Третьим был некий господин в строгом сером костюме. Он сидел на краю мягкого кресла. Высокий и тощий, с небольшой залысиной и впалыми глазами. Человек выглядел отчаянным и глядел с холста будто бы со слабой надеждой. Он глядел на меня так, будто только я один смогу выполнить его просьбу. Я никогда его раньше не видел, а потому он заинтересовал меня несколько больше. Его левая рука поддерживала голову, упираясь локтем в колено, а указательным пальцем правой руки изображенный просил тишины, прислонив его к губам. Рядом с портретом стояло очень много народа, благо он был подвешен довольно высоко и посетители «Элизиума» хорошо видели этого господина. Серая металлическая стена позади оттеняла сиренево-голубой тоскливый фон портрета, но рядом с ним было явно как-то неуютно. Я прошел сквозь толпу, плавно лавируя и толкая упорно стоящих, и оказался рядом с картиной.

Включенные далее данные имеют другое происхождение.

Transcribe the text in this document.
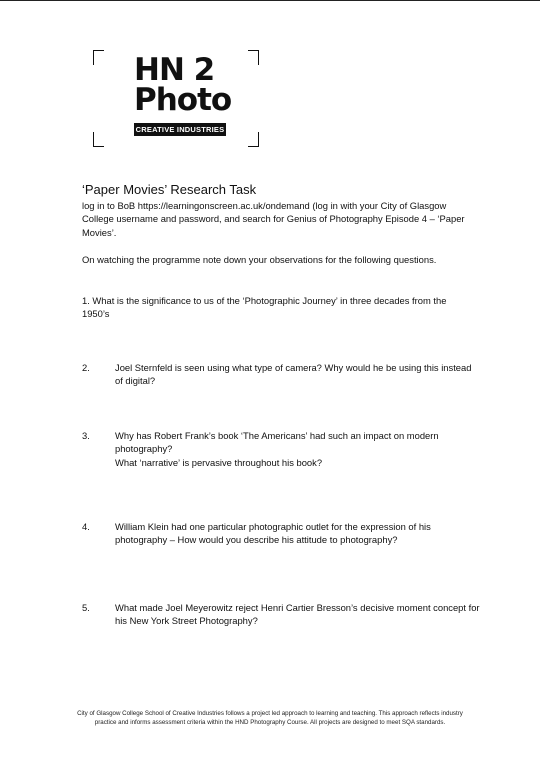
HN 2
Photo
CREATIVE INDUSTRIES
‘Paper Movies’ Research Task

log in to BoB https://learningonscreen.ac.uk/ondemand (log in with your City of Glasgow College username and password, and search for Genius of Photography Episode 4 – ‘Paper Movies’.

On watching the programme note down your observations for the following questions.

1. What is the significance to us of the ‘Photographic Journey’ in three decades from the 1950’s

2.	Joel Sternfeld is seen using what type of camera? Why would he be using this instead of digital?

3.	Why has Robert Frank’s book ‘The Americans’ had such an impact on modern photography?
What ‘narrative’ is pervasive throughout his book?
4.	William Klein had one particular photographic outlet for the expression of his photography – How would you describe his attitude to photography?

5.	What made Joel Meyerowitz reject Henri Cartier Bresson’s decisive moment concept for his New York Street Photography?

City of Glasgow College School of Creative Industries follows a project led approach to learning and teaching. This approach reflects industry practice and informs assessment criteria within the HND Photography Course. All projects are designed to meet SQA standards.
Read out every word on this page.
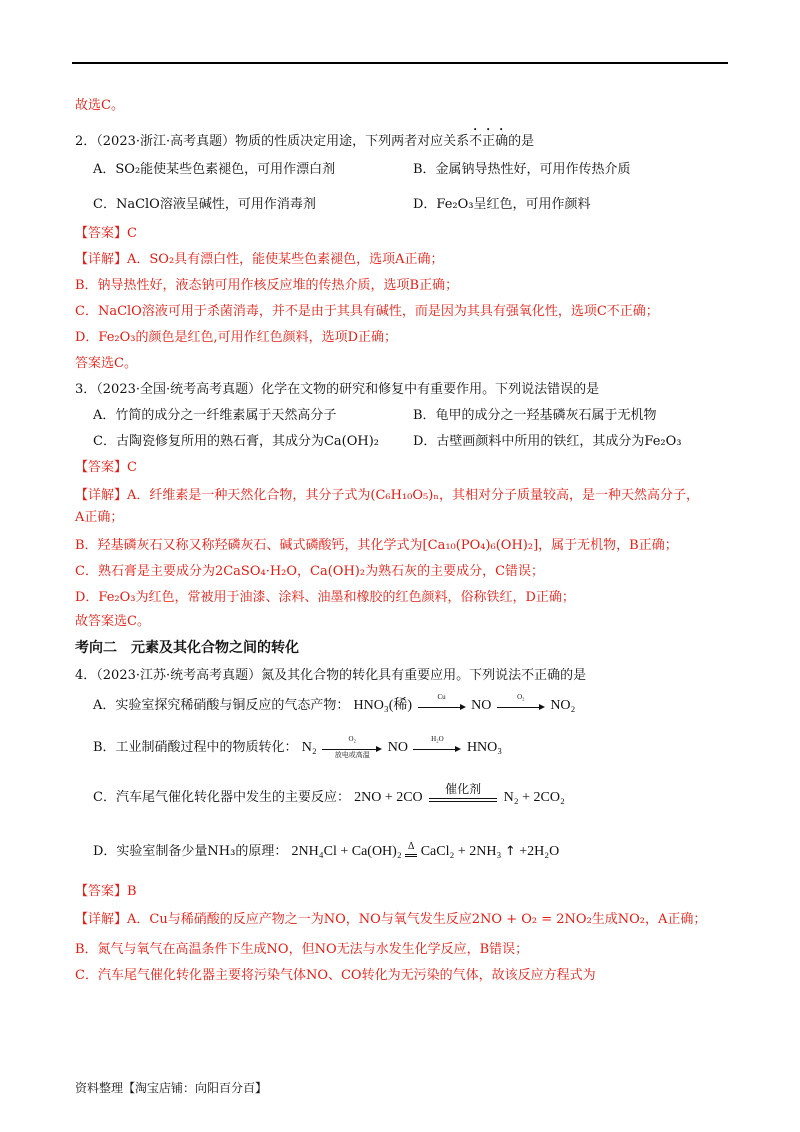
故选C。
2．（2023·浙江·高考真题）物质的性质决定用途，下列两者对应关系不正确的是
A．SO₂能使某些色素褪色，可用作漂白剂	B．金属钠导热性好，可用作传热介质
C．NaClO溶液呈碱性，可用作消毒剂	D．Fe₂O₃呈红色，可用作颜料
【答案】C
【详解】A．SO₂具有漂白性，能使某些色素褪色，选项A正确；
B．钠导热性好，液态钠可用作核反应堆的传热介质，选项B正确；
C．NaClO溶液可用于杀菌消毒，并不是由于其具有碱性，而是因为其具有强氧化性，选项C不正确；
D．Fe₂O₃的颜色是红色,可用作红色颜料，选项D正确；
答案选C。
3．（2023·全国·统考高考真题）化学在文物的研究和修复中有重要作用。下列说法错误的是
A．竹简的成分之一纤维素属于天然高分子	B．龟甲的成分之一羟基磷灰石属于无机物
C．古陶瓷修复所用的熟石膏，其成分为Ca(OH)₂	D．古壁画颜料中所用的铁红，其成分为Fe₂O₃
【答案】C
【详解】A．纤维素是一种天然化合物，其分子式为(C₆H₁₀O₅)ₙ，其相对分子质量较高，是一种天然高分子，
A正确；
B．羟基磷灰石又称又称羟磷灰石、碱式磷酸钙，其化学式为[Ca₁₀(PO₄)₆(OH)₂]，属于无机物，B正确；
C．熟石膏是主要成分为2CaSO₄·H₂O，Ca(OH)₂为熟石灰的主要成分，C错误；
D．Fe₂O₃为红色，常被用于油漆、涂料、油墨和橡胶的红色颜料，俗称铁红，D正确；
故答案选C。
考向二　元素及其化合物之间的转化
4．（2023·江苏·统考高考真题）氮及其化合物的转化具有重要应用。下列说法不正确的是
A．实验室探究稀硝酸与铜反应的气态产物： HNO₃(稀)
Cu
NO
O₂
NO₂
B．工业制硝酸过程中的物质转化： N₂
O₂
放电或高温	NO
H₂O
HNO₃
C．汽车尾气催化转化器中发生的主要反应： 2NO + 2CO
催化剂
N₂ + 2CO₂
D．实验室制备少量NH₃的原理： 2NH₄Cl + Ca(OH)₂ Δ CaCl₂ + 2NH₃ ↑ +2H₂O
【答案】B
【详解】A．Cu与稀硝酸的反应产物之一为NO，NO与氧气发生反应2NO + O₂ = 2NO₂生成NO₂，A正确；
B．氮气与氧气在高温条件下生成NO，但NO无法与水发生化学反应，B错误；
C．汽车尾气催化转化器主要将污染气体NO、CO转化为无污染的气体，故该反应方程式为
资料整理【淘宝店铺：向阳百分百】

«Реон Первый Ромейский», – прочитал я надпись.
Кажется, я не сразу сообразил, что стою недвижимо, вытаращив глаза, как и вся толпа. Страх! Ужас! Бездна! Ромейский царь! Я рассмеялся, сразу выводя из транса всех окружающих, которые неодобрительно на меня покосились. Но мой смех был нервным и больным, словно мне дали по зубам и я смеялся от боли. Я начал медленно отходить спиной от картины, мучительно глядя на тоскливое выражение Реона. Под ним не было цитаты, но она не была нужна: картина все лаконично высказывала. Хотя ромейских царей не каждый день увидишь. Но тут я на кого-то наткнулся. Этот кто-то остановил мое храброе отступление.
Я обернулся.
– Что, Искандар, боитесь давно умерших? – Елисса смотрела на меня, мило улыбаясь, без тени сарказма.
– Но вы же знаете, кто это, сударыня моя! – произнес я, сразу забывая про Реона.
– Знаю. Давно умерший, – она улыбнулась шире. – Я не виновата в том, что не знаю поучительных басен, которые вам в штабе рассказывают. Поэтому для меня великий и ужасный, – Елисса кивнула головой на картину, – Реон Ромейский, гордый ромейский царь, ничего не значит.
– Вам и хорошо, Елисса, что вы не знаете правды про нашего дорогого Реона.
– Я и не хочу. Простите, что опоздала. Мы договаривались за сорок минут встретиться, я помню, но…
– Не стоит. В конце концов, где это видано, чтобы вы не опаздывали? Лишь сами всегда думаете, что я опоздаю, а в итоге я брожу вокруг нашего места по полчаса. Но не думайте, я лишь ностальгирую, – я хитро поводил взглядом по потолку над ее головой.